Asking people nicely to find another provider
When closing registrations, we want to prevent new joiners from being able to impersonate Foundation members or to create room aliases for phishing. But we will also unfortunately need to ask non-Foundation members to get an account on a third-party provider. Important note: we are not yet asking non-Foundation members to find a Matrix provider for their personal account for now, but will eventually have to.
Of course, people can’t be asked to get a new account just like that. We need to explain our choices properly, and help them during the transition. We need for example to anticipate those questions and document the answers:
- Why are you closing registrations? Why were they open in the first place?
- What are good places to register an account?
- How to migrate the data from my unofficial GNOME account to my new personal account? Can I mess it up? Should I take extra care of something in particular in the process?
- Will I lose anything in the process?
Mapping existing accounts with our on-premises LDAP
The GNOME Foundation has a policy to self-host all the things, and Matrix is not an exception to that. The GNOME Foundation didn’t have an “official” chat platform, but we’re aiming at changing that. We are waiting for our Executive Director to examine the results of chat survey carried out in March and make a recommandation to the board who can approve it. At this point, Matrix seems to be the choice of platform that makes the most sense for our needs. If Matrix is finally made the recommended platform, we will be able to move it back on-premises, and map existing accounts with our on-premises identity systems. Note that since we already have existing accounts on our Matrix homeservers, mapping them to the LDAP probably will require fiddling with the database for it to be done properly.

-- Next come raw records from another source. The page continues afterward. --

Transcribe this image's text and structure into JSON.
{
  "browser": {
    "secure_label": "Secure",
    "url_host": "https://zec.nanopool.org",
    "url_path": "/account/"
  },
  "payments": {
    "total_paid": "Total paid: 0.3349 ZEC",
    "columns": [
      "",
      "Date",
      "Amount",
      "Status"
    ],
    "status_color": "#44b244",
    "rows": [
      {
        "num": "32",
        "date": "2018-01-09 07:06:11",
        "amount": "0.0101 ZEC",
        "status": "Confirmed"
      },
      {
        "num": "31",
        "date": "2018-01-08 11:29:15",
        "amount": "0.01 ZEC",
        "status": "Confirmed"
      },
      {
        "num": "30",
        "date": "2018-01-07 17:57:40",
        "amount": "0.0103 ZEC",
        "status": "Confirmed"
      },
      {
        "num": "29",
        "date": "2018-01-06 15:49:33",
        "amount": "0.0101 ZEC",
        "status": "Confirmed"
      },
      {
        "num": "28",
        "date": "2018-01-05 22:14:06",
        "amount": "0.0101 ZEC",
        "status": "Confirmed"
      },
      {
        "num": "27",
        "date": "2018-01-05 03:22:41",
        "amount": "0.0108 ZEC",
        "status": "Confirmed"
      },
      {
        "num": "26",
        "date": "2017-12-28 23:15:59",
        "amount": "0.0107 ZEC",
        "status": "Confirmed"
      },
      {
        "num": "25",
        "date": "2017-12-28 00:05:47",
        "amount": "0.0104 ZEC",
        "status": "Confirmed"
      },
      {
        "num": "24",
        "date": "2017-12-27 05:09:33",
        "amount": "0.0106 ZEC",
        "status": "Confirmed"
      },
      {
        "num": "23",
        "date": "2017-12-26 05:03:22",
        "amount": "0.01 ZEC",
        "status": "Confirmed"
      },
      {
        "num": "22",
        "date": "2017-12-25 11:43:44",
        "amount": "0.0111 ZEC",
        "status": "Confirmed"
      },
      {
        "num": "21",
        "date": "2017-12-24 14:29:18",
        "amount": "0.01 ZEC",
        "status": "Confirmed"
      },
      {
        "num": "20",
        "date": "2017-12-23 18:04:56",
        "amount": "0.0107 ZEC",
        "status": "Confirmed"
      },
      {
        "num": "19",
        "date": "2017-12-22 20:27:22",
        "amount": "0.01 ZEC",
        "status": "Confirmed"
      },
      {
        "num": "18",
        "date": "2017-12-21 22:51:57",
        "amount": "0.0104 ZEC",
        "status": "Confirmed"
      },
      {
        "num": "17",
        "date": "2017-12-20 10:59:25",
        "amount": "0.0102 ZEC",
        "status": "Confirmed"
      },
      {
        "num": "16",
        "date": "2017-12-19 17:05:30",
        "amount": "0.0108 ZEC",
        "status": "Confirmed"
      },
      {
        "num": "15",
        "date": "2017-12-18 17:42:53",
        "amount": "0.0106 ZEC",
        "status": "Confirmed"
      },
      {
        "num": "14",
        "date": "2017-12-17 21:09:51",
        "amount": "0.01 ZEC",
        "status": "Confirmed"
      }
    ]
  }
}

Important update: the GNOME Foundation’s systems administrators decided to keep relying on EMS and not get our Matrix instance back on-premises because of the excellent service they have provided, in particular during the spam waves we faced. Our systems administrators are deploying a Keycloak instance so we can use our GNOME Foundation credentials to authenticate on the instance hosted by EMS by using OpenID Connect. More on that in a blog post soon!
Room for improvement
Some of the concerns raised in this article don’t have a solution yet. I consider the one about guest accounts to be a low hanging fruit: it would allow us to keep a nice experience for people who just want to pass by, and doesn’t seem too difficult to implement. But there are no proper solutions, not even from a functional perspective, to address the problem of granting a too high power level to other people on our rooms. We also don’t have an automated way to prevent losing the last administrator in a room.